Most Premier League stars go broke
Eurosport
The majority of Premier League footballers are broke within five years of their career ending, a survey has shown.
According to research conducted by XPro, a charity for ex-professional footballers in the UK and Ireland, three in five players blow their fortunes despite the average wage in the league currently being £30,000-a-week.
Tottenham goalkeeper Brad Friedel, former Blackburn captain Colin Hendry and ex-Aston Villa star Lee Hendrie are among the players who have declared for bankruptcy while Fulham’s John Arne Riise and ex-Manchester United pair Keith Gillespie and Eric Djemba-Djemba have also had major financial issues.
What's more, one in three players who are married end up filing for divorce within 12 months of their retirement.

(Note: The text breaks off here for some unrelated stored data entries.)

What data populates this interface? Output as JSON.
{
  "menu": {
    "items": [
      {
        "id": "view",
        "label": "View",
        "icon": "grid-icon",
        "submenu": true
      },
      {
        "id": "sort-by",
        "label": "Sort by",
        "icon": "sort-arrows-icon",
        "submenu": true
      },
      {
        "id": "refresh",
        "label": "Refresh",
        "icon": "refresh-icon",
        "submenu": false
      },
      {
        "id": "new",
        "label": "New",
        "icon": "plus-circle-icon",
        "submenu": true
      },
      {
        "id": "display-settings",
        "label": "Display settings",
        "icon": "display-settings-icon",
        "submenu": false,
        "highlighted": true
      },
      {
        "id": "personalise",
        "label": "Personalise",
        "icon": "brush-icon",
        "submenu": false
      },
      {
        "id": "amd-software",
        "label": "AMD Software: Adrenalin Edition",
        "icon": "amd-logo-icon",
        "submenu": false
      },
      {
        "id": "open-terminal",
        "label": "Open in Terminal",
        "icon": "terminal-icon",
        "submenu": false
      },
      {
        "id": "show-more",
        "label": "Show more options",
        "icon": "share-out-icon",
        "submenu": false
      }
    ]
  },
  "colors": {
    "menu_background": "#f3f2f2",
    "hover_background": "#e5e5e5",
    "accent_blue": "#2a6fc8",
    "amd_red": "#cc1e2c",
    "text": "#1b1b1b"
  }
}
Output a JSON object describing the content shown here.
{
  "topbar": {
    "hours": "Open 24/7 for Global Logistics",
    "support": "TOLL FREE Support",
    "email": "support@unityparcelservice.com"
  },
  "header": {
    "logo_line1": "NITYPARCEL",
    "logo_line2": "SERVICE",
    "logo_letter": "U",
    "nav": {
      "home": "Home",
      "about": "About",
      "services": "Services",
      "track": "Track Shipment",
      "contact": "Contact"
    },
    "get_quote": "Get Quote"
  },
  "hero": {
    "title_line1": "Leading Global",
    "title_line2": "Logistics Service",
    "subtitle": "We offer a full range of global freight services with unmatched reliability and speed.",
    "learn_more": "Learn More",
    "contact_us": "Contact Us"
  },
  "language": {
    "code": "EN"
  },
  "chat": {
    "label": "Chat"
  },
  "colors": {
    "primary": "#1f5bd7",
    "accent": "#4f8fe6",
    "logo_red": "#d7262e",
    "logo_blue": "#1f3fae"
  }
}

Explaining the figures, XPro chief executive Geoff Scott, who played for Stoke, Leicester and Birmingham, told the Sun on Sunday: "Our database shows three in five players go bankrupt within five years and it coincides with one in three getting divorced within 12 months.

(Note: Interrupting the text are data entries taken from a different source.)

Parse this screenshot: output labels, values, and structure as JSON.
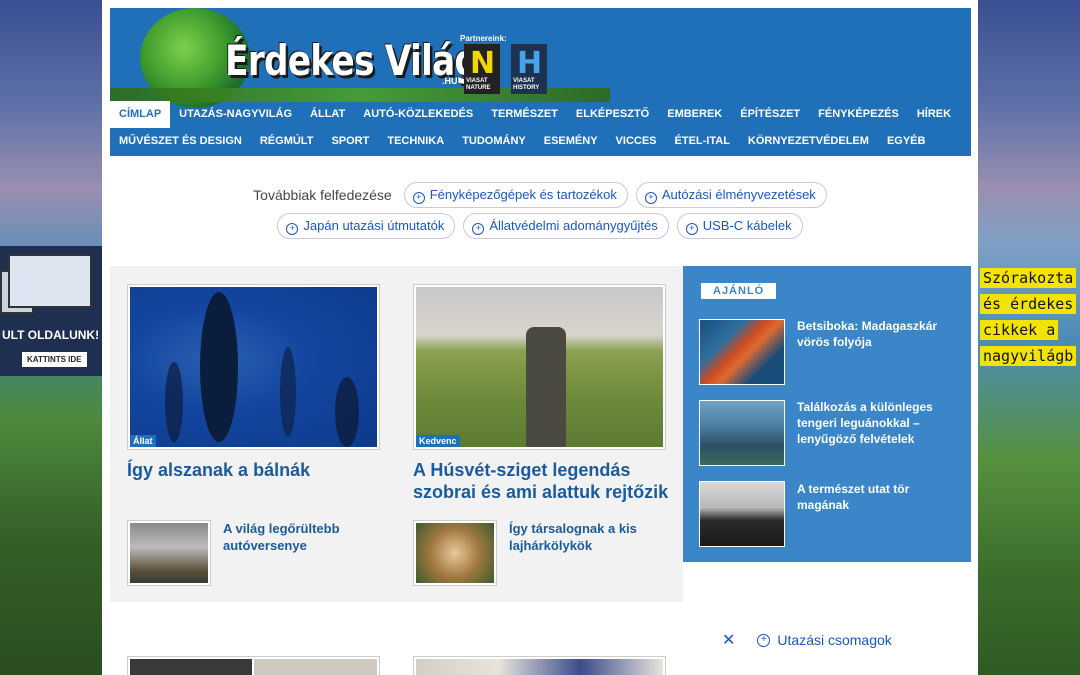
{
  "site": {
    "logo_text": "Érdekes Világ",
    "logo_suffix": ".HU",
    "partners_label": "Partnereink:",
    "partners": [
      {
        "letter": "N",
        "label": "VIASAT NATURE"
      },
      {
        "letter": "H",
        "label": "VIASAT HISTORY"
      }
    ]
  },
  "nav": {
    "row1": [
      "CÍMLAP",
      "UTAZÁS-NAGYVILÁG",
      "ÁLLAT",
      "AUTÓ-KÖZLEKEDÉS",
      "TERMÉSZET",
      "ELKÉPESZTŐ",
      "EMBEREK",
      "ÉPÍTÉSZET",
      "FÉNYKÉPEZÉS",
      "HÍREK"
    ],
    "row2": [
      "MŰVÉSZET ÉS DESIGN",
      "RÉGMÚLT",
      "SPORT",
      "TECHNIKA",
      "TUDOMÁNY",
      "ESEMÉNY",
      "VICCES",
      "ÉTEL-ITAL",
      "KÖRNYEZETVÉDELEM",
      "EGYÉB"
    ],
    "active": "CÍMLAP"
  },
  "explore": {
    "label": "Továbbiak felfedezése",
    "row1": [
      "Fényképezőgépek és tartozékok",
      "Autózási élményvezetések"
    ],
    "row2": [
      "Japán utazási útmutatók",
      "Állatvédelmi adománygyűjtés",
      "USB-C kábelek"
    ]
  },
  "articles": {
    "main": [
      {
        "tag": "Állat",
        "title": "Így alszanak a bálnák"
      },
      {
        "tag": "Kedvenc",
        "title": "A Húsvét-sziget legendás szobrai és ami alattuk rejtőzik"
      }
    ],
    "small": [
      {
        "title": "A világ legőrültebb autóversenye"
      },
      {
        "title": "Így társalognak a kis lajhárkölykök"
      }
    ]
  },
  "sidebar": {
    "heading": "AJÁNLÓ",
    "items": [
      {
        "title": "Betsiboka: Madagaszkár vörös folyója"
      },
      {
        "title": "Találkozás a különleges tengeri leguánokkal – lenyűgöző felvételek"
      },
      {
        "title": "A természet utat tör magának"
      }
    ]
  },
  "left_ad": {
    "text": "ULT OLDALUNK!",
    "button": "KATTINTS IDE"
  },
  "right_ad": {
    "lines": [
      "Szórakozta",
      "és érdekes",
      "cikkek a",
      "nagyvilágb"
    ]
  },
  "bottom": {
    "chip": "Utazási csomagok"
  }
}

"Often they are advised by the wrong people and, before they know it, their assets have disappeared.
"Even if they manage careers in the media or on the after-dinner circuit, some aren’t aware they need to put money away for the tax man.
"It might sound incredible to normal fans but it can and does happen."
Mark Sands of bankruptcy specialists RSM Tenon confirmed that a number of their clients were footballers: "While earning huge sums they developed expensive tastes and made risky investments," he told the Sun on Sunday.
"When their playing career came to an end they had no second income and their earnings dropped rapidly.
"And as their earnings dropped their expenditure did not. High outgoings, falling incomes, investments failing and high levels of debt used to buy houses and leverage investments combined to bring them down — and bankruptcy ensued."